Les intellectuels ivoiriens et allemands dissèquent la notion de violence dans les conflits armés.
Les conflits qui ont émaillé l'histoire de trois pays de l'Afrique de l'ouest ( Côte d' Ivoire, Libéria,Sierra Leone ) ont laissé des traces dans la mémoire de leurs peuples respectifs eu égard à la violence perpétrée sur les populations.
C' est toujours traumatisées que ses populations revisitent leur passé. Mais ne pouvant pas continuer à vivre en ressassant le passé, il importe donc aux survivants d' imaginer un avenir un avenir plus radieux en tirant les conséquences de ce passé douloureux.
C' est à cet exercice que les intellectuels allemands et ivoiriens, réunis à l'Institut Goethe du 09 au 10 février ont invité le public à travers un atelier intitulé : " l'expérience du passé ". Les chercheurs invités ont, à travers leurs études menées sur la crise ivoirienne et aussi dans la sous région démontré que la violence est un phénomène intimement lié à l' évolution de l' homme et que malgré les mécanismes de prévention, elle survient toujours là où on l'attend le moins.
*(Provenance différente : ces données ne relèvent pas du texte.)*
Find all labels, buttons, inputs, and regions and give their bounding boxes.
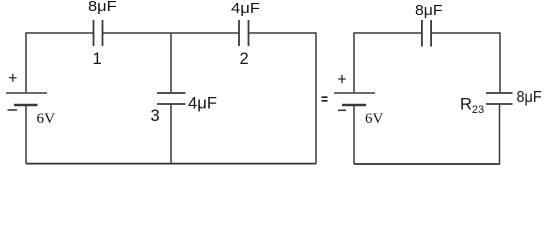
- svg-text:R23: R23: [460, 96, 484, 116]
- capacitor C1 left plate: [93, 20, 95, 46]
- capacitor top-right 8uF left plate: [421, 20, 423, 47]
- svg-text:8μF: 8μF: [517, 89, 542, 106]
- wire: left circuit left edge below battery: [25, 105, 27, 164]
- svg-text:8μF: 8μF: [88, 0, 117, 15]
- equals sign between circuits: [322, 97, 328, 101]
- battery B1 negative plate: [14, 104, 38, 106]
- svg-text:6V: 6V: [37, 111, 56, 127]
- svg-text:4μF: 4μF: [231, 1, 260, 17]
- battery B2 plus sign: [338, 75, 346, 83]
- capacitor C23 bottom plate: [486, 103, 513, 105]
- capacitor C1 right plate: [102, 20, 104, 46]
- battery B1 positive plate: [6, 92, 47, 94]
- wire: middle branch from top node down to capacitor 3: [170, 33, 172, 93]
- capacitor C23 top plate: [486, 92, 513, 94]
- battery B1 plus sign: [9, 74, 17, 82]
- capacitor C2 left plate: [238, 20, 240, 46]
- battery B2 positive plate: [334, 92, 375, 94]
- capacitor C3 top plate: [157, 92, 186, 94]
- wire: left circuit top-right corner down right edge: [249, 33, 317, 164]
- wire: right circuit left edge below battery: [353, 105, 355, 164]
- svg-text:4μF: 4μF: [188, 94, 217, 113]
- wire: right circuit bottom side: [354, 163, 500, 165]
- wire: right circuit top side after capacitor to top-right corner and right edge: [431, 33, 500, 93]
- capacitor top-right 8uF right plate: [430, 20, 432, 47]
- wire: middle branch from capacitor 3 down to bottom node: [170, 104, 172, 164]
- battery B1 minus sign: [8, 109, 18, 111]
- battery B2 minus sign: [338, 109, 346, 111]
- svg-text:8μF: 8μF: [415, 3, 443, 19]
- svg-text:1: 1: [93, 50, 102, 68]
- battery B2 negative plate: [342, 104, 366, 106]
- wire: left circuit top side, left segment: [26, 33, 94, 93]
- capacitor C3 bottom plate: [157, 103, 186, 105]
- svg-text:2: 2: [240, 50, 249, 68]
- svg-text:6V: 6V: [365, 111, 384, 127]
- svg-text:3: 3: [151, 107, 160, 125]
- wire: left circuit top, between capacitor 1 and capacitor 2: [103, 32, 240, 34]
- wire: right circuit left edge above battery and top side to capacitor: [354, 33, 422, 93]
- wire: right branch below capacitor C23 to bottom-right corner: [499, 104, 501, 164]
- capacitor C2 right plate: [248, 20, 250, 46]
- wire: left circuit bottom side: [26, 163, 316, 165]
Selon M. Till Föster, anthropologue à l'Université de Bâle, dans sa communication intitulée: " la crise ivoirienne vue par le bas" la violence perpétrée pendant la guerre reste encore présente dans la mémoire des ivoiriens. Cette violence a-t-il poursuivi, est le produit d' un sentiment de ras-le-bol d' une frange de la population qui ne supporte pas d' être dominée par l' autre frange. Toutefois, le chercheur a fait remarquer que malgré toute la violences exercée pendant le conflit ivoirien, les populations manifestent le besoin de continuer à vivre ensemble dans une parfaite symbiose. D' où son optimisme pour le processus de paix en cours.
L'exemple de la Sierra Leone exposé par M. Cissé Amadou à travers son texte qu'il a baptisé " vivre et mourir avec la violence " a enseigné au public que la violence ne naît pas uniquement à la faveur des conflits mais plutôt qu'elle est plus voyante pendant les crises. M. Cissé a même soutenu que les survivants de ces crises sont tellement marqués par la violence qu'il leur est très difficile de tirer un trait sur le passé. Quand bien même il y a une prise en charge psychologique et affective des personnes ayant subit ou produit la violence. A à la fin de son exposé il s' est demandé si la violence dans ces pays africains n' est pas une fatalité.
Le Prof Ouattara Azoumana a quant à lui apesanti sa reflexion sur l'ilpact des contestations syndicales sur l' Armée ivoirienne. De son exposé il en est ressorti que l' Armée ivoirienne est trop politisée et exerce le plus souvent la violence sur la population sans que la hiérarchie ne prenne des sanctions adéquates. Il a par ailleurs relevé que le recrutement des jeunes soldats pendant le conflit armé ne s' est pas fait sur une base partisane. Il est donc impérieux a-t-il fait savoir, que l'Etat réforme l'Armée s' il ne veut pas être toujours à sa merci.
Le sociologue Koné Gnangadjoman qui a mené des recherches dans les zones occupées par les Forces Nouvelles a fait savoir au public qu'aux premières heures du conflit, les populations de ces zones ont adhéré au discours de leurs " libérateurs " mais par la suite elles se sont désolidarisées car la mission de libération a été dévoyée à leurs yeux.
Aujourd'hui donc ces populations en zones CNO veulent vraiment fraterniser avec leurs frères du Sud.
A la fin de l'atelier, les intervenants ont tous reconnu qu'il n' est facile de juguler la violence dans ces trois pays qui resteront pendant un long moment un terreau fertile pour la résurgence des conflits avec son corollaire de violence. Ils ont à l'unanimité souhaité que les dirigeants africains aient une grande vision pour leur peuple et qu'ils ne continuent plus à lui servir toujours la violence. Malgré ce tableau sombre, le public et les panelistes se veulent optimistes car disent-ils, certains pays on connu pire que ça mais ont réussi à se relever. C' est donc à juste titre qu'ils appréhendent l'avenir avec un espoir certain.